Dieser Verlust ist trotz aller Aufholanstrengungen der deutschen Autobauer weitgehend als dauerhaft anzusehen, da die Chinesen ihre Kompetenzen im Hinblick auf Elektromobilität weiter ausbauen. BYD etwa arbeitet an einem 1000 Volt-Schnelllade-System, das den Ladevorgang auf Verbrenner-Niveau verkürzen soll.
Die von allen Herstellern, vor allem von VW, unternommenen Versuche, die alte Marktposition wieder annährend zu erreichen, kosten Geld und Rendite, und vor allem Geduld und Zeit, und haben trotzdem nur eingeschränkte Erfolgschancen.
Die Autobranche ebenso wie die Anleger müssen sich auf ein strukturell geschrumpftes Niveau der automobilen Schlüsselzahlen einstellen. Das ist ein Niveau-Schnitt, aber keine Existenzkrise.
Mehr Handlungsspielraum haben die deutschen Autohersteller, bei den endogenen Krisenursachen. Dazu zählen das fahrlässige Vertrauen in ideologische politische Transformationswünsche und stattliche staatliche Kaufprämien ad Infinitum, grundfalsche Markteinschätzungen bezüglich der tatsächlichen Nachfrage nach Elektroautos, und daraus abgeleitet strategische Fehlinvestitionen in hohe E-Auto-Überkapazitäten bei gleichzeitiger Vernachlässigung einer klimafreundlichen Weiterentwicklung des traditionellen Standbeines Verbrennertechnologie. Einzige Ausnahme bei dieser krassen strategischen Fehlentwicklung war und ist BMW. Dort blieb man von Beginn an technologieoffen und setzte weiterhin auch auf die Verbrennertechnik, trotz des Umbaus des Stammwerkes München auf die Produktion von Elektroautos. Nach dem Motto: Das Eine tun, das andere aber nicht lassen.
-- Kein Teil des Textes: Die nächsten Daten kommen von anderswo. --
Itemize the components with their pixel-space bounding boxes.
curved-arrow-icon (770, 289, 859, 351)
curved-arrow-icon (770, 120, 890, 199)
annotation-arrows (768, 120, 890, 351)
Alle Hersteller haben hohe Investitionen zur Entwicklung der Elektrotechnologie getätigt, alle haben inzwischen internationale konkurrenzfähige Elektroautos im Programm, sind also bei der Aufholjagd gegenüber Tesla im Produkt sehr erfolgreich. Beim Absatz schlägt sich das aber nicht nieder. Alle haben hohe Verluste „produziert“. Die von allen – an der Spitze VW und Mercedes, zuletzt auch Porsche – propagierte Strategie, ab 2030 fast nur noch Elektroautos zu produzieren, wurde inzwischen stillschweigend kassiert. Der Markt machte nicht mit. Übrig blieben hohe Kosten und geringe Kapitalrückflüsse.
Die hausgemachten Krisensymptome bieten also nicht wirklich Anlass zu Sorgen um die Existenz der Branche, da diese Fehler erkannt sind und inzwischen korrigiert wurden – offen oder verdeckt. Auf der Strecke bleiben indessen viele kleine und mittlere Zulieferer, die ihren Abnehmern zwangsläufig gefolgt waren und ihre Verluste nun, anders als die Branchenriesen, nicht kompensieren können.
Auch dort dauert es allerdings seine Zeit, bis die vorgenommenen Korrekturen auch nach außen hin ihre Wirkung entfalten. Bis dahin muss die deutsche Autoindustrie selbstverschuldet durch eine Dürreperiode gehen.